Except the leg stiffened up over the course of the day, despite me icing it regularly.

Still, when I got home, Mary Beth commented she was surprised at how well I was moving.

That didn’t last.

After falling asleep in the recliner, I rose to head to bed sometime after 3 a.m. My knee did not want to bend. It protested with every step, with the worst pain being right at the top of the kneecap. I had given my knee a good once over earlier in the day, so I didn’t think anything was broken.

Still, it just didn’t want to behave remotely normally.

That’ continued through into the next day. I worked from home in the comfort of a recliner.

The ice pack was on and off regularly and the pain meds were nearby.

By 3 a.m. the next morning, I got up to go to bed (don’t judge me) and found the pain was greatly reduced.
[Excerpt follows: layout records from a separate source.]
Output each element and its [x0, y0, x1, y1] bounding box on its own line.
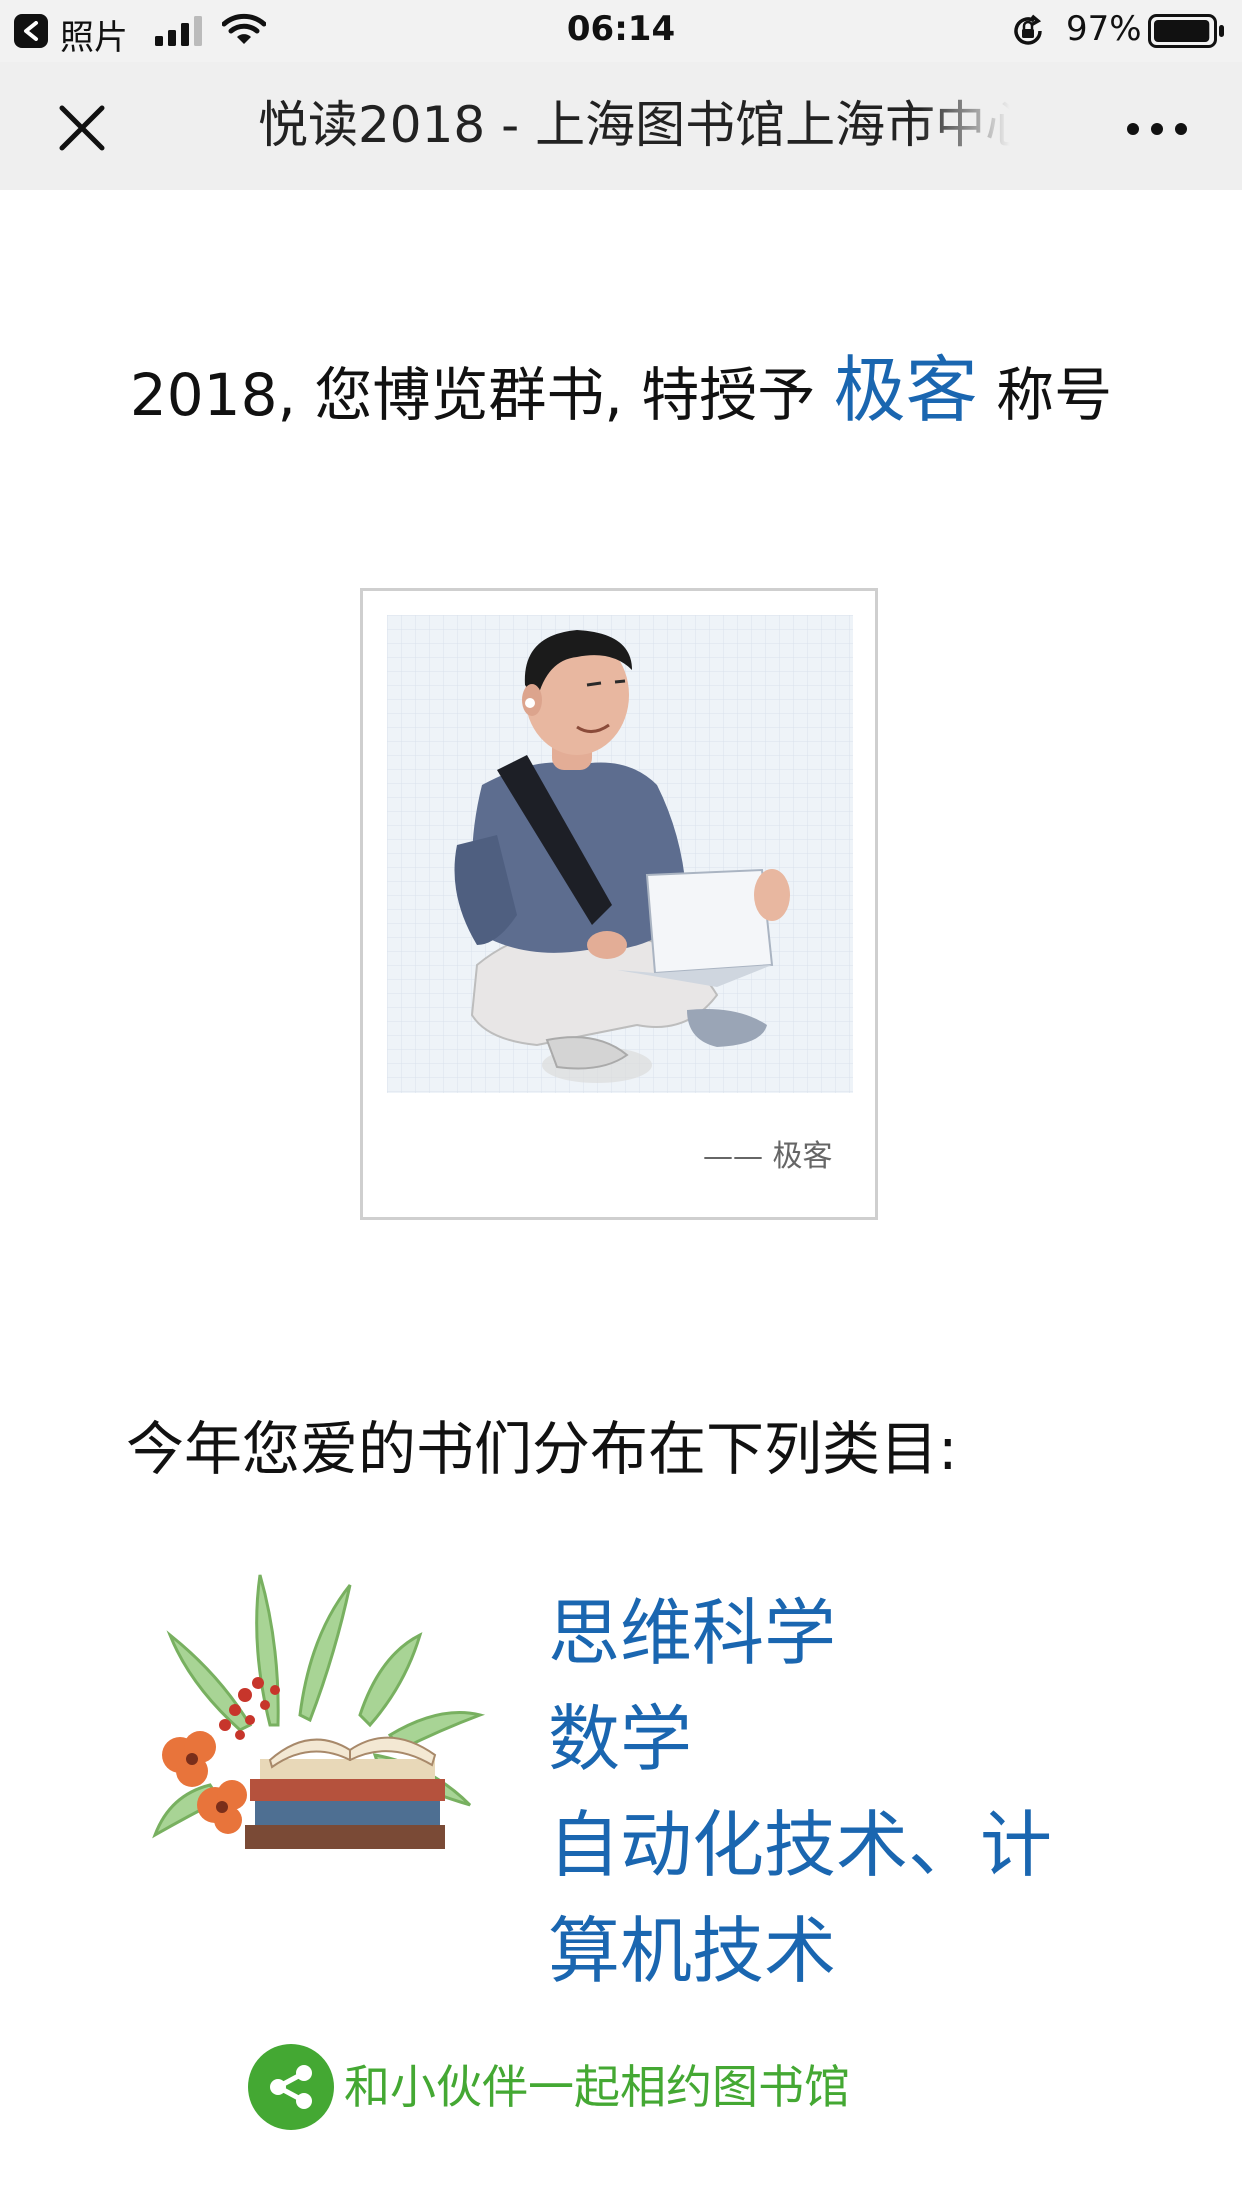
headline-suffix: 称号: [996, 361, 1113, 429]
nav-bar: 悦读2018 - 上海图书馆上海市中心图书馆: [0, 62, 1242, 190]
more-icon[interactable]: [1126, 122, 1188, 136]
geek-illustration: [387, 615, 853, 1093]
category-item: 算机技术: [548, 1909, 837, 1993]
battery-fill: [1154, 20, 1210, 42]
status-bar: 照片 06:14 97%: [0, 0, 1242, 62]
page-title: 悦读2018 - 上海图书馆上海市中心图书馆: [258, 96, 1010, 154]
category-list: 思维科学 数学 自动化技术、计 算机技术: [548, 1580, 1068, 2004]
title-award: 极客: [833, 348, 978, 432]
award-headline: 2018, 您博览群书, 特授予 极客 称号: [0, 340, 1242, 445]
share-icon[interactable]: [248, 2044, 334, 2130]
books-flowers-illustration: [152, 1574, 486, 1849]
orientation-lock-icon: [1014, 14, 1042, 45]
card-signature: —— 极客: [703, 1139, 833, 1174]
headline-prefix: 2018, 您博览群书, 特授予: [129, 361, 816, 429]
category-item: 数学: [548, 1697, 693, 1781]
battery-percent: 97%: [1066, 9, 1142, 49]
award-card: —— 极客: [360, 588, 878, 1220]
categories-title: 今年您爱的书们分布在下列类目:: [126, 1415, 958, 1483]
battery-icon: [1148, 14, 1224, 48]
clock: 06:14: [566, 9, 676, 49]
category-item: 自动化技术、计: [548, 1803, 1053, 1887]
category-item: 思维科学: [548, 1591, 837, 1675]
close-icon[interactable]: [56, 102, 108, 154]
share-label[interactable]: 和小伙伴一起相约图书馆: [344, 2054, 850, 2120]
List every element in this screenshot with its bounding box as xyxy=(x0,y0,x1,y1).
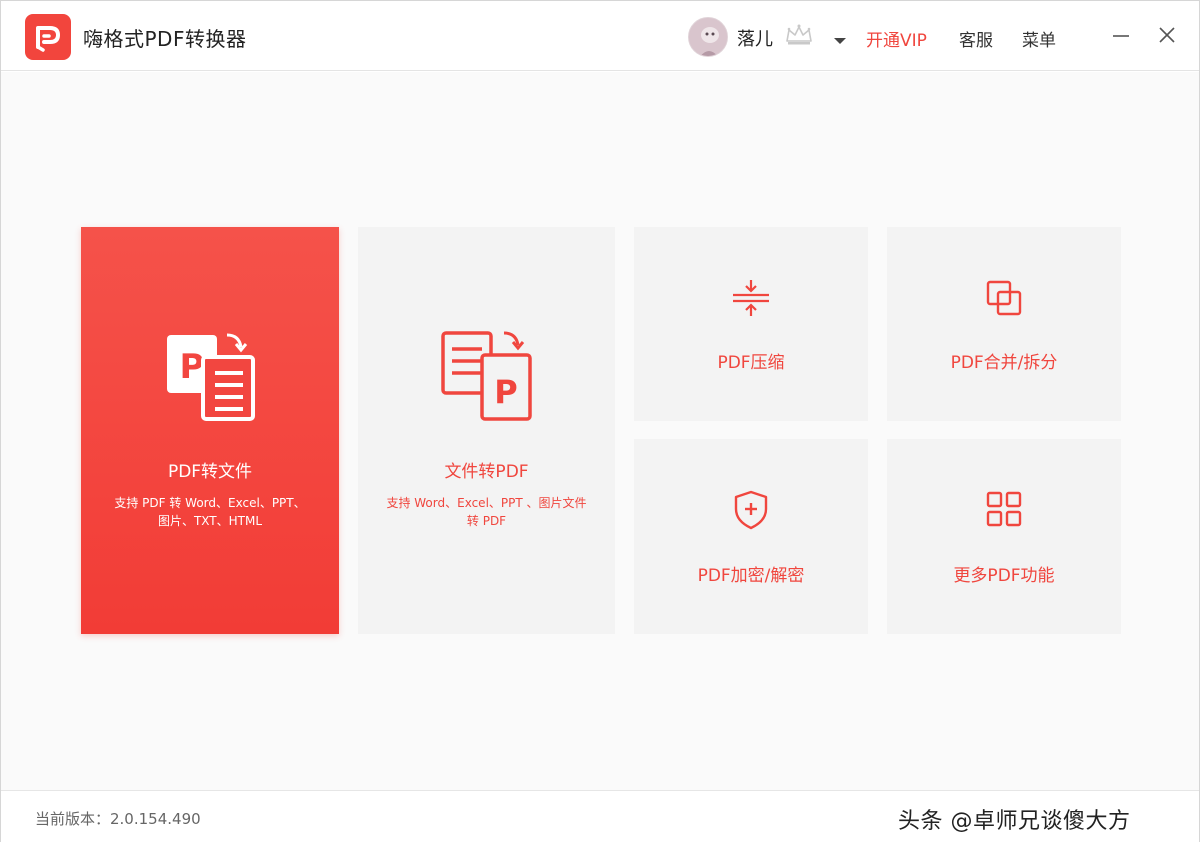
file-to-pdf-title: 文件转PDF xyxy=(444,462,529,482)
user-avatar[interactable] xyxy=(688,17,728,57)
file-to-pdf-card[interactable]: P 文件转PDF 支持 Word、Excel、PPT 、图片文件转 PDF xyxy=(358,227,615,634)
watermark-text: 头条 @卓师兄谈傻大方 xyxy=(898,809,1131,834)
more-pdf-functions-card[interactable]: 更多PDF功能 xyxy=(887,439,1121,634)
open-vip-link[interactable]: 开通VIP xyxy=(866,26,927,51)
pdf-compress-card[interactable]: PDF压缩 xyxy=(634,227,868,421)
pdf-encrypt-decrypt-title: PDF加密/解密 xyxy=(697,566,805,586)
more-pdf-functions-title: 更多PDF功能 xyxy=(953,566,1055,586)
crown-icon xyxy=(784,23,814,51)
svg-text:P: P xyxy=(180,347,205,387)
pdf-compress-title: PDF压缩 xyxy=(717,353,785,373)
svg-text:P: P xyxy=(494,373,517,411)
title-bar: 嗨格式PDF转换器 落儿 开通VIP 客服 菜单 xyxy=(1,1,1199,71)
grid-icon xyxy=(984,489,1024,533)
merge-squares-icon xyxy=(984,278,1024,322)
pdf-merge-split-title: PDF合并/拆分 xyxy=(950,353,1058,373)
pdf-to-file-card[interactable]: P PDF转文件 支持 PDF 转 Word、Excel、PPT、图片、TXT、… xyxy=(81,227,339,634)
caret-down-icon[interactable] xyxy=(833,31,847,50)
app-title: 嗨格式PDF转换器 xyxy=(83,27,247,51)
pdf-encrypt-decrypt-card[interactable]: PDF加密/解密 xyxy=(634,439,868,634)
menu-link[interactable]: 菜单 xyxy=(1022,26,1056,51)
minimize-icon[interactable] xyxy=(1111,25,1131,45)
compress-icon xyxy=(731,278,771,322)
shield-plus-icon xyxy=(731,489,771,535)
pdf-merge-split-card[interactable]: PDF合并/拆分 xyxy=(887,227,1121,421)
close-icon[interactable] xyxy=(1157,25,1177,45)
version-label: 当前版本：2.0.154.490 xyxy=(35,810,201,828)
file-to-pdf-desc: 支持 Word、Excel、PPT 、图片文件转 PDF xyxy=(386,496,587,528)
customer-service-link[interactable]: 客服 xyxy=(959,26,993,51)
main-content: P PDF转文件 支持 PDF 转 Word、Excel、PPT、图片、TXT、… xyxy=(1,72,1199,790)
pdf-to-file-title: PDF转文件 xyxy=(167,462,253,482)
document-to-pdf-icon: P xyxy=(438,327,538,431)
footer-bar: 当前版本：2.0.154.490 头条 @卓师兄谈傻大方 xyxy=(1,790,1199,842)
pdf-to-file-desc: 支持 PDF 转 Word、Excel、PPT、图片、TXT、HTML xyxy=(114,496,306,528)
app-window: 嗨格式PDF转换器 落儿 开通VIP 客服 菜单 P PDF转文件 支持 PDF… xyxy=(0,0,1200,842)
username: 落儿 xyxy=(737,29,773,50)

The next morning, it was even more improved. I was able to head to work without any problems, although I did walk down the driveway like I was about 102 years of age. But upright is all right in my books.

To get back to my earlier comment on the various stages of fallout from taking a tumble, I realize I am in the “advanced middle age” classification. It’s a long ways from “indestructible child” mode.

Kids can seemingly suffer the wildest of falls and get right up again. In most cases, they wait for their parents’ reactions to see how they should react. If a parent looks overly concerned, the child cries; if the parent laughs it off (after making sure the child is fine), the youngster continues to play as if nothing had happened.

Fast forward to the teen years, the “pop up” years. I remember suffering injuries playing sports, or just riding a 10-speed travelling too fast and taking a corner on what I thought was just wet pavement, not ice. Wrong! Down I’d go, sliding across the asphalt and putting a hole in the knee of a pair of jeans, scraping off some skin for good measure. Back then, I’d pop back up, hope no one saw it, and continue on my way.

On into your 20s and early 30s, the “why does this still hurt” years. Sprains and strains suddenly take longer to heal. A fall that scrapes skin has you pouring the peroxide on it and watching it bubble.

This was also the time where you still tried to right yourself to prevent a fall. Sometimes you’d do more muscle harm than any damage you would have taken actually falling. Chiropractors love when people behave in such a manner. Ditto for social media users as these often make for the best videos.

Once you hit a certain age, however, it’s “aww, crap” mode. You lose your footing and give yourself up to the fall. You are wise enough to know the damage from trying to keep yourself upright is likely worse than the fall.

From there it’s “whoops-and-ow” mode, followed eventually by the very serious “it’s my hip” concerns. Osteoporosis is no joke. I worry about broken bones whenever I see someone over the age of 70 fall. I can joke about my tumble, but I don’t laugh at folks aged 70 and older falling.

Hopefully, it will be years before I lose my footing like that again. I just hope I am fortunate and don’t ding myself up too badly.

A hurt pride is better than a broken bone or two any day of the week.